- Nvidia used GTC Taipei to launch RTX Spark, a Grace Blackwell chip for Windows laptops with up to 128GB unified memory and a claimed 1 petaflop of FP4 AI compute, taking on Apple Silicon and Qualcomm Snapdragon.
- RTX Spark targets local AI-agent execution, paired with new security tooling (OpenShell Runtime) for agent isolation; devices from ASUS, Dell, HP, Lenovo, and Microsoft Surface arrive fall 2026.
- Nvidia also unveiled Cosmos 3, an open "omnimodel" world model for robots and autonomous vehicles, plus the Alpamayo 2 Super driving model and an open humanoid-robot reference platform.
- Separately, Nvidia’s Nemotron 3 Ultra (~550B params, ~55B active) became the most capable open US model per Artificial Analysis, scoring 48 — ahead of other US open models but behind China’s Kimi K2.6 (54).
What Happened
Nvidia used its GTC Taipei event to make a broad push across consumer hardware, physical AI, and open models. The headline announcement, reported by The Decoder, is RTX Spark — Nvidia’s first move into Windows laptops, a chip designed to run AI agents locally. Alongside it, Nvidia launched the Cosmos 3 world model for robotics and autonomous systems, and its Nemotron 3 Ultra became the highest-rated open model from a US developer.
Why It Matters
RTX Spark is Nvidia’s most direct assault yet on the PC processor market — territory long held by Intel and AMD, and more recently contested by Qualcomm’s Snapdragon X and Apple Silicon. It is also the hardware payoff for the local-agent thesis: the bet that the next PC upgrade cycle is justified by running AI agents on-device rather than in the cloud. That thesis is exactly what Microsoft and Nvidia signaled they were building toward, and RTX Spark is the silicon that makes it concrete. Cosmos 3 and the robotics stack, meanwhile, extend Nvidia’s grip from training data centers into the "physical AI" layer of robots and vehicles.
Technical Details
At the top end, RTX Spark uses the same GB10 Grace Blackwell Superchip that powers Nvidia’s DGX Spark, but repackaged for consumers: a Blackwell RTX GPU with 6,144 CUDA cores and fifth-gen Tensor Cores, paired with a 20-core Arm-based Grace CPU (co-designed with MediaTek) over NVLink-C2C. Memory is unified between CPU and GPU and tops out at 128GB; variants scale from 16GB up. Nvidia’s headline "1 petaflop" figure refers to FP4 precision with sparsity — a theoretical peak — while real GPU performance sits near a GeForce RTX 5070 Laptop GPU depending on workload. To address the security risk of agents acting with local privileges, Nvidia is shipping OpenShell Runtime for agent isolation and privacy controls.

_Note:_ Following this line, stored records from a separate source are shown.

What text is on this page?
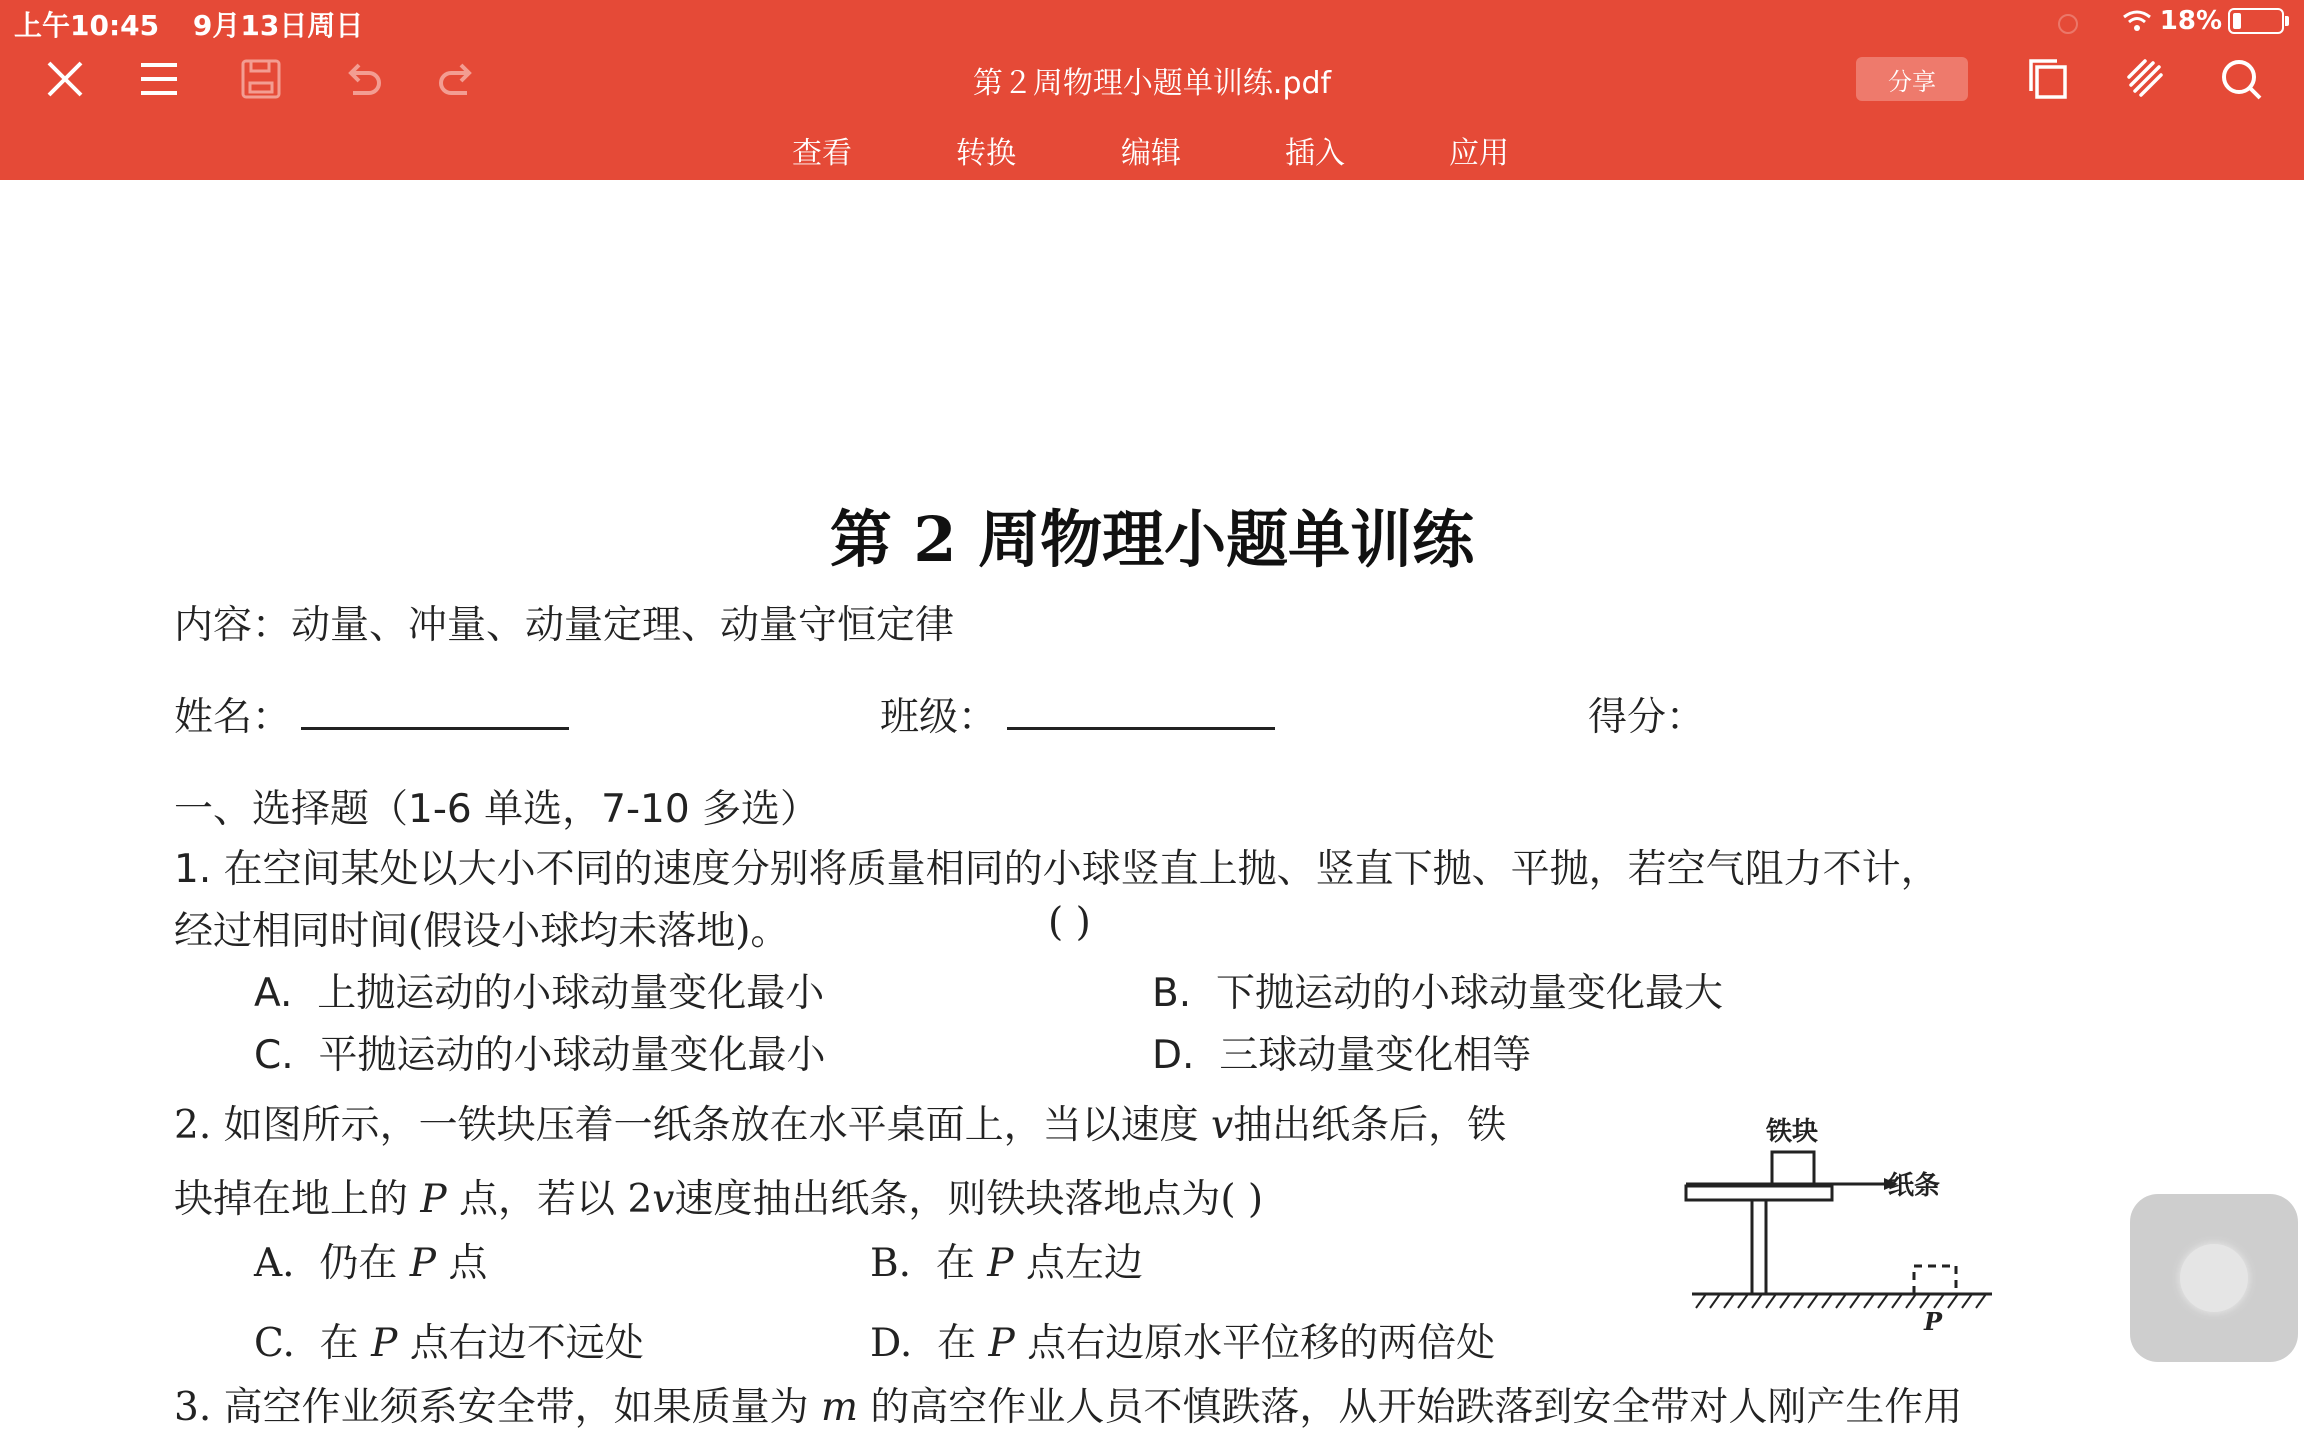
上午10:45 9月13日周日	18%
第２周物理小题单训练.pdf	分享
查看	转换	编辑	插入	应用
第 2 周物理小题单训练
内容：动量、冲量、动量定理、动量守恒定律
姓名：	班级：	得分：
一、选择题（1-6 单选，7-10 多选）
1. 在空间某处以大小不同的速度分别将质量相同的小球竖直上抛、竖直下抛、平抛，若空气阻力不计，
经过相同时间(假设小球均未落地)。	( )
A. 上抛运动的小球动量变化最小	B. 下抛运动的小球动量变化最大
C. 平抛运动的小球动量变化最小	D. 三球动量变化相等
2. 如图所示，一铁块压着一纸条放在水平桌面上，当以速度 v抽出纸条后，铁
块掉在地上的 P 点，若以 2v速度抽出纸条，则铁块落地点为( )
A. 仍在 P 点	B. 在 P 点左边
C. 在 P 点右边不远处	D. 在 P 点右边原水平位移的两倍处
铁块
纸条
P
3. 高空作业须系安全带，如果质量为 m 的高空作业人员不慎跌落，从开始跌落到安全带对人刚产生作用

Cosmos 3 is Nvidia’s next-generation open omnimodel, processing text, images, video, audio, and action data in one system using a mixture-of-transformers approach — one transformer reasons about a scene, a second generates video, descriptions, or motion trajectories. It supports synthetic training-data generation, scene interpretation, and world-state prediction for robots and AVs. Nemotron 3 Ultra, the open model, carries roughly 550 billion total parameters with about 55 billion active, scores 48 on Artificial Analysis’s intelligence ranking (ahead of Gemma 4 31B at 39 and gpt-oss-120b at 33), and exceeds 300 tokens/second on DeepInfra. It ships June 4 on Hugging Face and OpenRouter.
Who’s Affected
Intel, AMD, Qualcomm, and Apple face a credible new competitor in the premium AI-PC tier. OEMs — ASUS, Dell, HP, Lenovo, and Microsoft Surface — get a new flagship silicon option for fall 2026 devices. Robotics and autonomous-vehicle developers gain an open world model (Cosmos 3) and a humanoid reference platform. The open-model community gets a strong new US entry in Nemotron 3 Ultra, even as Chinese open models (Kimi K2.6) retain the lead. It also builds on Nvidia’s broader Taiwan and supply-chain investments, extending its platform reach from the data center to the laptop and the robot.
What’s Next
RTX Spark devices launch in fall 2026; independent benchmarks and battery-life data will determine whether the 1-petaflop claim translates into real-world advantage over Apple and Qualcomm. Nemotron 3 Ultra’s June 4 open release will let researchers verify Artificial Analysis’s scores. And the security model around local agents — OpenShell Runtime in particular — will face scrutiny as agents gain the ability to act on users’ machines. Expect Computex and Build the same week to fill in pricing and availability.